Management and Treatment Options
Management for CPAM follows one of three primary pathways, determined by the lesion’s size, classification, and fetal complications. For the majority of cases, where the lesion is small or the CVR is low, the baby is managed with expectant monitoring. This involves frequent prenatal ultrasounds to track the lesion’s size. Many CPAM lesions decrease in size or appear to resolve, known as “vanishing CPAM,” as the pregnancy progresses. Delivery is typically planned at term in a facility equipped with a specialized neonatal intensive care unit.
Prenatal intervention is reserved for the small percentage of large lesions causing severe complications, particularly hydrops fetalis. For macrocystic lesions (Type 1), a thoracoamniotic shunt may be placed to drain fluid from the cyst into the amniotic cavity, relieving pressure on the fetal heart and lungs. For microcystic lesions with hydrops, maternal administration of steroids, such as betamethasone, can sometimes reduce the size of the mass and reverse the hydrops.

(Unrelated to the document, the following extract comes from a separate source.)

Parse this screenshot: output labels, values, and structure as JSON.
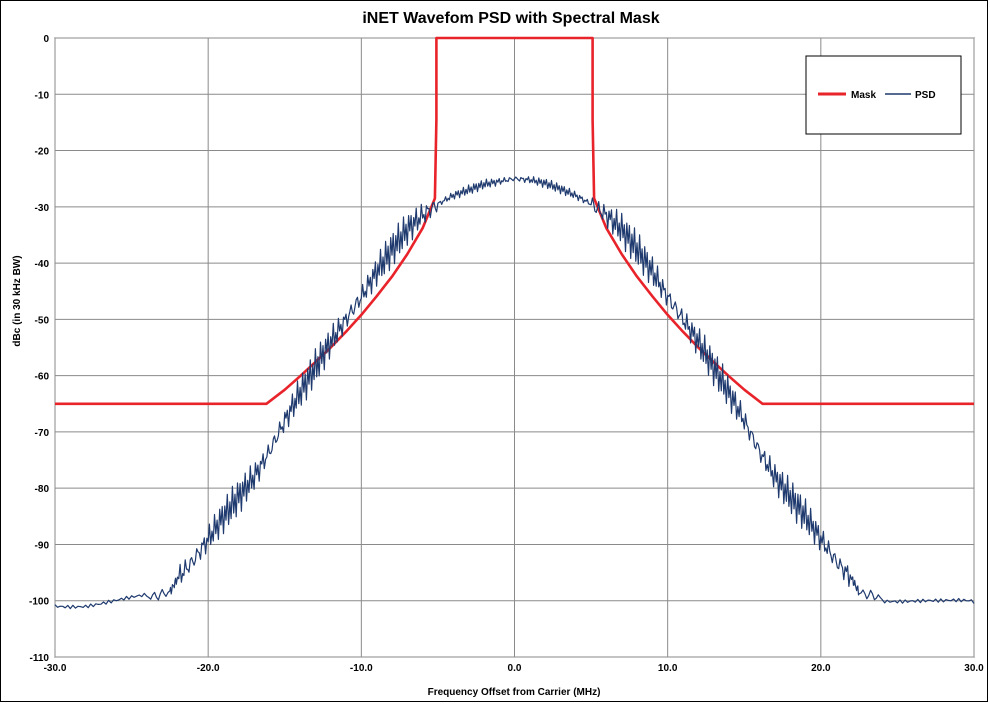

Postnatal treatment for CPAM, even in asymptomatic infants, almost always involves elective surgical resection of the abnormal lung lobe. This procedure, called a lobectomy, is generally performed between one and six months after birth, often using minimally invasive thoracoscopic techniques. Surgery is recommended for asymptomatic babies primarily to prevent two future complications. The first is recurrent lung infections, as the abnormal tissue is prone to developing pneumonia. The second is the small risk of malignant transformation into certain types of lung cancer, such as pleuropulmonary blastoma.
Prognosis and Long-Term Monitoring
The long-term prognosis for babies diagnosed with CPAM is overwhelmingly positive, particularly after successful surgical removal of the lesion. Following a lobectomy, the remaining healthy lung tissue has a remarkable capacity for compensatory growth, often expanding to fill the space left by the removed lobe. This growth potential is highest during infancy and early childhood, which is a major reason for performing the elective surgery early in life.
Most children who have their CPAM resected lead normal, active lives with little long-term impairment in respiratory function. Long-term follow-up care is necessary to ensure the child’s continued well-being. Monitoring includes periodic physical exams and imaging studies, such as chest X-rays or CT scans, to assess the compensatory growth of the remaining lung and monitor the surgical site. Even if the lesion appeared to resolve before birth, a postnatal CT scan is often recommended because abnormal tissue may still be present, posing a risk for later infection.